Stiamo parlando del “cedro dell’Atlante” che, da oltre dieci anni, la ditta Seca allestisce puntualmente a Natale. L’idea è stata veramente brillante, ancora più delle 1200 lampadine che illuminano l’albero per tutto il periodo natalizio. In questa maniera, infatti, si riesce a valorizzare un arbusto giunto ormai all’altezza di venti metri e che in questi dieci anni di “adozione” è cresciuto almeno di cinque. Visto a distanza, il cedro natalizio è ancora più bello perché i led creano quell’effetto del movimento che anima ed impreziosisce ancora meglio la visione complessiva dell’allestimento.
Quello che più conforta, del, è sapere che l’albero alla fine resterà sempre lì perché è quella la sua sede naturale e si spera che tale resti per secoli. La Seca, a sua volta, sicuramente continuerà ad illuminarlo per lunghissimi anni perché questo è diventato veramente un impegno nei confronti del quartiere e della città. Oltre tutto, siamo in presenza di un’azienda che dei sistemi ed arredi per ufficio è veramente all’avanguardia non soltanto a Trani, ma nell’intera regione ed anche in molti altri comuni della penisola presso cui ha fornito i propri servizi. A Trani, peraltro, di Seca si ricordano soprattutto l’allestimento e successivo “aggiornamento” dell’aula consiliare di palazzo Palmieri e, ultime in ordine di tempo, le nuovissime scaffalature della biblioteca comunale, realizzate a tempo di record e divenute decisive per sbloccare lo stallo del nostro patrimonio librario.
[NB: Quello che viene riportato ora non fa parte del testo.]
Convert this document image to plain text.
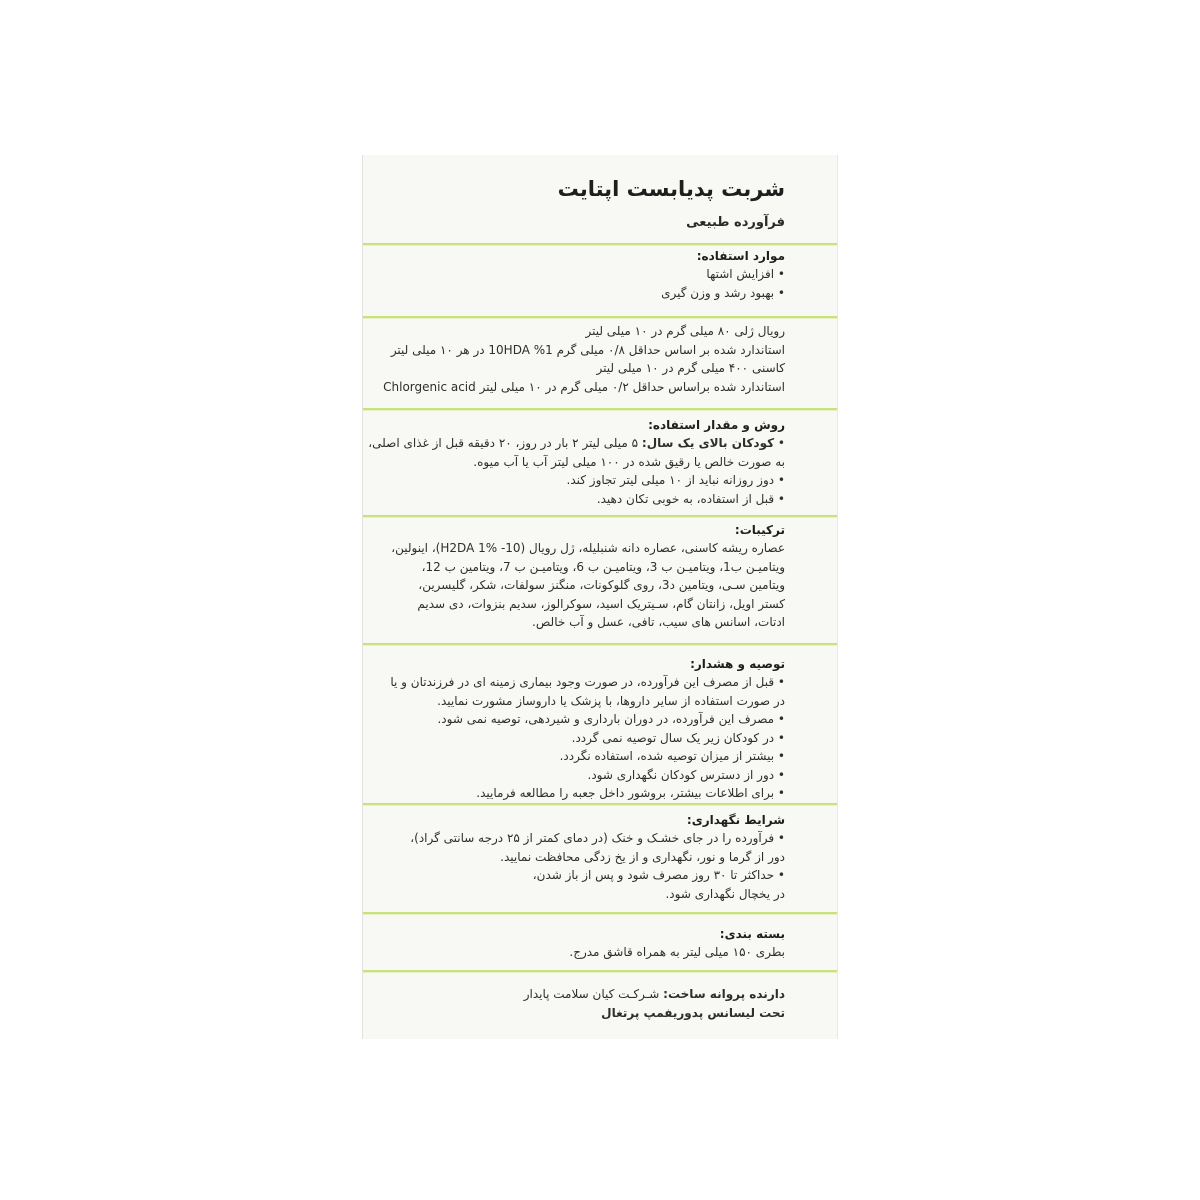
شربت پدیابست اپتایت
فرآورده طبیعی
موارد استفاده:
• افزایش اشتها
• بهبود رشد و وزن گیری
رویال ژلی ۸۰ میلی گرم در ۱۰ میلی لیتر
استاندارد شده بر اساس حداقل ۰/۸ میلی گرم 1% 10HDA در هر ۱۰ میلی لیتر
کاسنی ۴۰۰ میلی گرم در ۱۰ میلی لیتر
استاندارد شده براساس حداقل ۰/۲ میلی گرم در ۱۰ میلی لیتر Chlorgenic acid
روش و مقدار استفاده:
• کودکان بالای یک سال: ۵ میلی لیتر ۲ بار در روز، ۲۰ دقیقه قبل از غذای اصلی،
به صورت خالص یا رقیق شده در ۱۰۰ میلی لیتر آب یا آب میوه.
• دوز روزانه نباید از ۱۰ میلی لیتر تجاوز کند.
• قبل از استفاده، به خوبی تکان دهید.
ترکیبات:
عصاره ریشه کاسنی، عصاره دانه شنبلیله، ژل رویال (H2DA 1% -10)، اینولین،
ویتامیـن ب1، ویتامیـن ب 3، ویتامیـن ب 6، ویتامیـن ب 7، ویتامین ب 12،
ویتامین سـی، ویتامین د3، روی گلوکونات، منگنز سولفات، شکر، گلیسرین،
کستر اویل، زانتان گام، سـیتریک اسید، سوکرالوز، سدیم بنزوات، دی سدیم
ادتات، اسانس های سیب، تافی، عسل و آب خالص.
توصیه و هشدار:
• قبل از مصرف این فرآورده، در صورت وجود بیماری زمینه ای در فرزندتان و یا
در صورت استفاده از سایر داروها، با پزشک یا داروساز مشورت نمایید.
• مصرف این فرآورده، در دوران بارداری و شیردهی، توصیه نمی شود.
• در کودکان زیر یک سال توصیه نمی گردد.
• بیشتر از میزان توصیه شده، استفاده نگردد.
• دور از دسترس کودکان نگهداری شود.
• برای اطلاعات بیشتر، بروشور داخل جعبه را مطالعه فرمایید.
شرایط نگهداری:
• فرآورده را در جای خشـک و خنک (در دمای کمتر از ۲۵ درجه سانتی گراد)،
دور از گرما و نور، نگهداری و از یخ زدگی محافظت نمایید.
• حداکثر تا ۳۰ روز مصرف شود و پس از باز شدن،
در یخچال نگهداری شود.
بسته بندی:
بطری ۱۵۰ میلی لیتر به همراه قاشق مدرج.
دارنده پروانه ساخت: شـرکـت کیان سلامت پایدار
تحت لیسانس پدوریفمپ پرتغال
Complimenti a Seca, dunque, ma complimenti anche all’iniziativa di Pizzolante, storico negozio dell’abbigliamento che da tre anni, ormai, allestisce un bellissimo albero in via Mario Pagano, strada che ospita i due punti vendita, cui se n’è aggiunto un altro, lo scorso 3 dicembre, in via San Giorgio.
Si tratta di un grande pino, alto oltre sette metri, addobbato e illuminato fino a tarda sera, che dà ancora più vigore e colore alla nostra città. I titolari della famosa boutique tranese hanno optato per questo tipo di scelta quattro anni fa, per simboleggiare e festeggiare l’arrivo del Natale in maniera originale, e senza che il Comune li desse un aiuto né dal punto di vista organizzativo, né dal punto di vista finanziario.
Un elogio va, quindi, fatto a queste persone ed aziende che hanno deciso di mettere ancora più in risalto l’atmosfera natalizia con queste iniziative e che, si spera, possano continuare a farlo ancora a lungo.